Diferentemente da imagem e do nome, expressões e frases isoladas não ficam sob proteção da lei e podem ser uma forma de utilizar um meme para conseguir engajamento de forma segura. No caso da Gloria Pires não haveria condenação se a escola tivesse utilizado apenas a expressão “não sou capaz de opinar”, sem a imagem da atriz.
— No caso das frases soltas, desses memes que estão se multiplicando na internet, não existe proteção igual a imagem. O que pode acontecer é utilizar trechos de música, de livros que são reconhecidos, de obras consagradas. Esses, eventualmente, são protegidos por direito autoral, aí é outra história, mas as frases isoladas que são ditas e capturadas, assim, a êxodo, divulgadas na internet, não tem direito autoral — esclarece o professor.
Caso o uso da imagem seja imprescindível para o conteúdo ou publicidade de uma marca, Euzebio alerta que é fundamental adquirir o direito de uso. De preferência, deve ser feito um acordo formal por escrito, a fim de evitar riscos legais.
— Ao utilizar memes ou imagens da internet com grande repercussão em uma propaganda, é fundamental obter a autorização dos indivíduos retratados ou dos autores das imagens. Deve-se garantir que o uso não infrinja direitos de imagem ou autorais, respeitando os limites do consentimento explícito. Além disso, é preciso ter cuidado para que a imagem não seja utilizada de forma a prejudicar a honra ou reputação de alguém, evitando distorções que possam gerar danos morais — informa.
Além dos riscos legais, o uso de memes na publicidade deve ser feito de forma acurada. A professora de Publicidade e Propaganda na UniRitter e mestre em Comunicação, Camila Morales, alerta que é preciso atenção a alguns pontos antes de utilizar essa forma de expressão.
Uso na publicidade
— Nos memes, rimos de algo. O primeiro passo é perguntar "de quem o meme ri?" Essa avaliação é essencial para evitar a reprodução de estereótipos ou preconceitos. Alguns memes, por exemplo, me incomodam pelo etarismo—pessoas mais velhas são ridicularizadas e percebo que isso passa batido por pessoas mais jovens. Isso pode acontecer com qualquer grupo e reforçar visões excludentes. Para marcas isso é muito arriscado, daí a importância do primeiro passo para o emprego do meme na publicidade — explica a publicitária.
O primeiro passo na hora de usar um meme pode se tornar um desafio quando observada a segunda etapa: o timing, o momento da viralização em que o conteúdo se encontra. O uso do meme no timing errado pode trazer resultados negativos para a marca.
— Ele precisa de um timing perfeito. Tem que ser popular o suficiente para as pessoas entenderem o meme, mas tem que ser novidade o suficiente para a marca não ganhar uma imagem de ultrapassada ou de quem não entende das tendências corretamente. E para conseguir esse timing, fazer a primeira avaliação é um problema, porque você tem que fazer isso muito rápido — comenta a professora.
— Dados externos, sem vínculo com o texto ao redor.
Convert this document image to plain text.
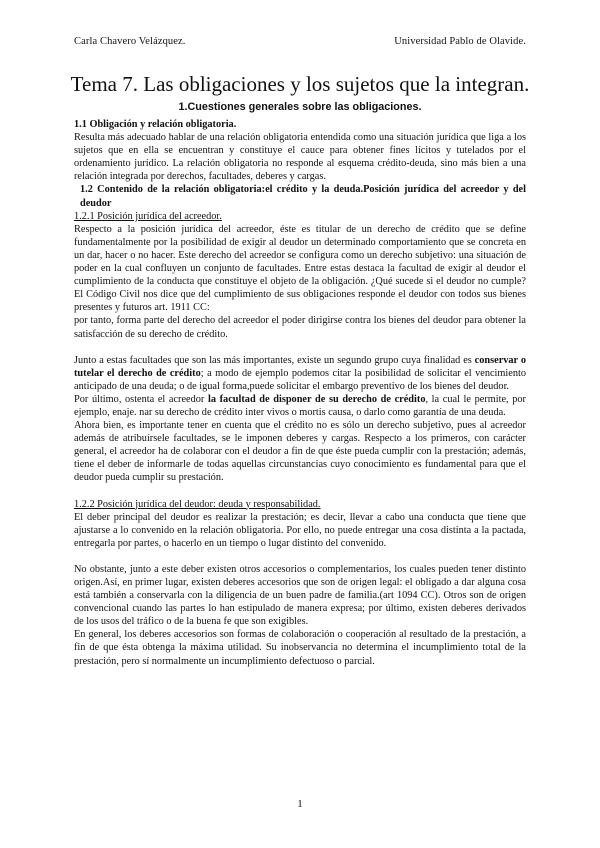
Carla Chavero Velázquez.	Universidad Pablo de Olavide.
Tema 7. Las obligaciones y los sujetos que la integran.
1.Cuestiones generales sobre las obligaciones.

1.1 Obligación y relación obligatoria.

Resulta más adecuado hablar de una relación obligatoria entendida como una situación jurídica que liga a los sujetos que en ella se encuentran y constituye el cauce para obtener fines lícitos y tutelados por el ordenamiento jurídico. La relación obligatoria no responde al esquema crédito-deuda, sino más bien a una relación integrada por derechos, facultades, deberes y cargas.

1.2 Contenido de la relación obligatoria:el crédito y la deuda.Posición jurídica del acreedor y del deudor

1.2.1 Posición jurídica del acreedor.

Respecto a la posición jurídica del acreedor, éste es titular de un derecho de crédito que se define fundamentalmente por la posibilidad de exigir al deudor un determinado comportamiento que se concreta en un dar, hacer o no hacer. Este derecho del acreedor se configura como un derecho subjetivo: una situación de poder en la cual confluyen un conjunto de facultades. Entre estas destaca la facultad de exigir al deudor el cumplimiento de la conducta que constituye el objeto de la obligación. ¿Qué sucede si el deudor no cumple? El Código Civil nos dice que del cumplimiento de sus obligaciones responde el deudor con todos sus bienes presentes y futuros art. 1911 CC:

por tanto, forma parte del derecho del acreedor el poder dirigirse contra los bienes del deudor para obtener la satisfacción de su derecho de crédito.

Junto a estas facultades que son las más importantes, existe un segundo grupo cuya finalidad es conservar o tutelar el derecho de crédito; a modo de ejemplo podemos citar la posibilidad de solicitar el vencimiento anticipado de una deuda; o de igual forma,puede solicitar el embargo preventivo de los bienes del deudor.

Por último, ostenta el acreedor la facultad de disponer de su derecho de crédito, la cual le permite, por ejemplo, enaje. nar su derecho de crédito inter vivos o mortis causa, o darlo como garantía de una deuda.

Ahora bien, es importante tener en cuenta que el crédito no es sólo un derecho subjetivo, pues al acreedor además de atribuírsele facultades, se le imponen deberes y cargas. Respecto a los primeros, con carácter general, el acreedor ha de colaborar con el deudor a fin de que éste pueda cumplir con la prestación; además, tiene el deber de informarle de todas aquellas circunstancias cuyo conocimiento es fundamental para que el deudor pueda cumplir su prestación.

1.2.2 Posición jurídica del deudor: deuda y responsabilidad.

El deber principal del deudor es realizar la prestación; es decir, llevar a cabo una conducta que tiene que ajustarse a lo convenido en la relación obligatoria. Por ello, no puede entregar una cosa distinta a la pactada, entregarla por partes, o hacerlo en un tiempo o lugar distinto del convenido.

No obstante, junto a este deber existen otros accesorios o complementarios, los cuales pueden tener distinto origen.Así, en primer lugar, existen deberes accesorios que son de origen legal: el obligado a dar alguna cosa está también a conservarla con la diligencia de un buen padre de familia.(art 1094 CC). Otros son de origen convencional cuando las partes lo han estipulado de manera expresa; por último, existen deberes derivados de los usos del tráfico o de la buena fe que son exigibles.

En general, los deberes accesorios son formas de colaboración o cooperación al resultado de la prestación, a fin de que ésta obtenga la máxima utilidad. Su inobservancia no determina el incumplimiento total de la prestación, pero sí normalmente un incumplimiento defectuoso o parcial.

1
Para entender o momento em que o meme se encontra, é preciso ter profissionais especialistas em redes sociais que consigam identificar o estágio de viralização do conteúdo.
O terceiro ponto destacado por Camila é se atentar aos valores da marca e se neles cabem esse tipo de linguagem.
— Existem perfis de marca que melhor se adaptam a memes e outros que não se adaptam. Os memes conferem a essas marcas determinados valores, por exemplo, dela ser acessível porque o meme se oferece para todo mundo. Além disso, elas precisam ter condições de usar o humor na sua comunicação. É uma escolha de imagem, de posicionamento de marca, de propósito de marca — pontua.